The province plans to allocate $840,000 in funding from Ottawa to purchase 111 devices over a five-year period.
Until financing is determined, police detachments will continue to rely on officers who are trained to detect drug impairment by observation, as will police forces that question the device's reliability in cold temperatures.
Ready or not
Even without the equipment, provincial Justice Minister Cliff Cullen said Manitoba's police forces are prepared.
He brushed off worries over potential legal challenges to impaired driving charges, saying officers are trained to administer field sobriety tests to check for impairment. Screening devices are simply another tool police members will have at their disposal, he said.
He confirmed Manitoba's two biggest police forces — the Winnipeg Police Service and Manitoba RCMP — want to acquire the devices.
Police services in Rivers and Morden have also made orders for the screening devices, they previously told CBC News.
The province says 12 retail stores have completed most of the regulatory hurdles to open their doors, but Growth, Enterprise and Trade Minister Blaine Pedersen said he would leave it up to the licensees themselves to reveal when they would open and where they will be located.
He was unsure how many outlets would be selling cannabis by Oct. 17.
Pedersen said the province is still on track to meet its previously stated goal of having cannabis retail outlets within a 30-minute drive for 90 per cent of Manitobans open within two years.
He said the province is awaiting the results of cannabis referendums in eight communities this month, including Steinbach and Winkler, before proceeding any further on expansion.
The news conference Wednesday also marked the official unveiling of a new advertising campaign warning of the dangers of cannabis use, specifically for youth.
The $350,000 promotional effort will be communicated through posters, direct mail and a significant presence on social media.
"We intend to blitz. We want to get this word out," Friesen said.

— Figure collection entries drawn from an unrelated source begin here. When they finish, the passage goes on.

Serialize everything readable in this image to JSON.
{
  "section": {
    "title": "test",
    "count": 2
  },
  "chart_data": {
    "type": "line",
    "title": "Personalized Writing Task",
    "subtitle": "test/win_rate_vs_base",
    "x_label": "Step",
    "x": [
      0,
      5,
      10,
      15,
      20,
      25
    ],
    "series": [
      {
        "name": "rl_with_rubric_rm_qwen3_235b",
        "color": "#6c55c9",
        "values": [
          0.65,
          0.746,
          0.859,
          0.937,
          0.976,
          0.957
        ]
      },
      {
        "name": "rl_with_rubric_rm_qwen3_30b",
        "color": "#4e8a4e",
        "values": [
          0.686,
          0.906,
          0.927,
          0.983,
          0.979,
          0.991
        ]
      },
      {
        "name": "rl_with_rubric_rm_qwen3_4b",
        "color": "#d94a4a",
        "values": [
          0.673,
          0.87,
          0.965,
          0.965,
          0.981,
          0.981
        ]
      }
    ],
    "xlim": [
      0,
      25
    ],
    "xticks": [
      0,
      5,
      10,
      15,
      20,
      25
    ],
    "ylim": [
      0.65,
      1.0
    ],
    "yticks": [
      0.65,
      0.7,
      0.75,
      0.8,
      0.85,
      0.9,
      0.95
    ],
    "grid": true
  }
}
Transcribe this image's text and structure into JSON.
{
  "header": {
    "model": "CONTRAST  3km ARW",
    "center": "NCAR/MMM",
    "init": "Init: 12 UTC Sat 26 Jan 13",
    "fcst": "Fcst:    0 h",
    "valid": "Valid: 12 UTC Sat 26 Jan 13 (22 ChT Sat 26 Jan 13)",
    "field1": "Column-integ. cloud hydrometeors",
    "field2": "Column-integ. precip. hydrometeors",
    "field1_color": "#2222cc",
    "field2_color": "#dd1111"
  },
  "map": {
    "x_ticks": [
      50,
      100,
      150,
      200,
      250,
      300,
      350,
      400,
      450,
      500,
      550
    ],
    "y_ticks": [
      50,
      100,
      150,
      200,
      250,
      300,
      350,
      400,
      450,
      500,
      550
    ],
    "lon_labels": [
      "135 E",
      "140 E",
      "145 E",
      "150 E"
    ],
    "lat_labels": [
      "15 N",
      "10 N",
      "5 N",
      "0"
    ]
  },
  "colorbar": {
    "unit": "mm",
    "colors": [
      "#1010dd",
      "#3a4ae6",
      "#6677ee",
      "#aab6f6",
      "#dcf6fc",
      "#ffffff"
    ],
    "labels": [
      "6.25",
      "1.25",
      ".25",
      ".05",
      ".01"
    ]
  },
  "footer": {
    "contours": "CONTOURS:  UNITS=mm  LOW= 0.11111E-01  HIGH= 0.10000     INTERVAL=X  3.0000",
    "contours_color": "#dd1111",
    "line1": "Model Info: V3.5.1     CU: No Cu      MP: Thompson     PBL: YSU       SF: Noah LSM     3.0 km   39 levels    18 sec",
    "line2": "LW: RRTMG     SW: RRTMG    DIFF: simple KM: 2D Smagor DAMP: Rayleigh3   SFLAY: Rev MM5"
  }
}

"It took years to convince people in Canada of the dangers of drinking and driving. It will take time for people to get educated but the time to start is right away."
No smelling of weed
The province has also reworked its impairment policy for government employees. The new rules say that workers "must not smell of alcohol or cannabis" while on duty and can be sent home if their superiors suspect they might be impaired.
"Employees must also be presentable — i.e. must not smell of alcohol or cannabis — and must conduct themselves in a manner that upholds public trust and is consistent with established ethical standards," the policy states.
The province is not instituting a mandatory government-wide minimum period before work in which employees must abstain from using cannabis, but said some departments might adopt their own.
The province still has not revealed the fines that cannabis users will face for being caught smoking or vaping in most public places, including close to schools. Those details will be revealed in the coming days.
As for the Winnipeg Police Service, Winnipeg Police Association president Maurice Sabourin says the force is looking at modifying its existing policy around impairment from other substances, including alcohol and medication, which simply stipulates that officers must be fit for duty.
"Fit for duty, I think the easiest way you could say, is you're showing up for work and you're not impaired by anything, whether it be alcohol, whether it be marijuana, or whether it be cold medication," he said.
Some police forces in Canada, such as the RCMP and Toronto Police Service, are considering banning officers from consuming cannabis within 28 days of a shift. Sabourin says those rules infringe too much upon what officers can legally do in their spare time.
"How can an employer impart how an employee, what they do in their off time?" he said. "I'm sure our members are responsible enough to know they can't be coming to work in an impaired state."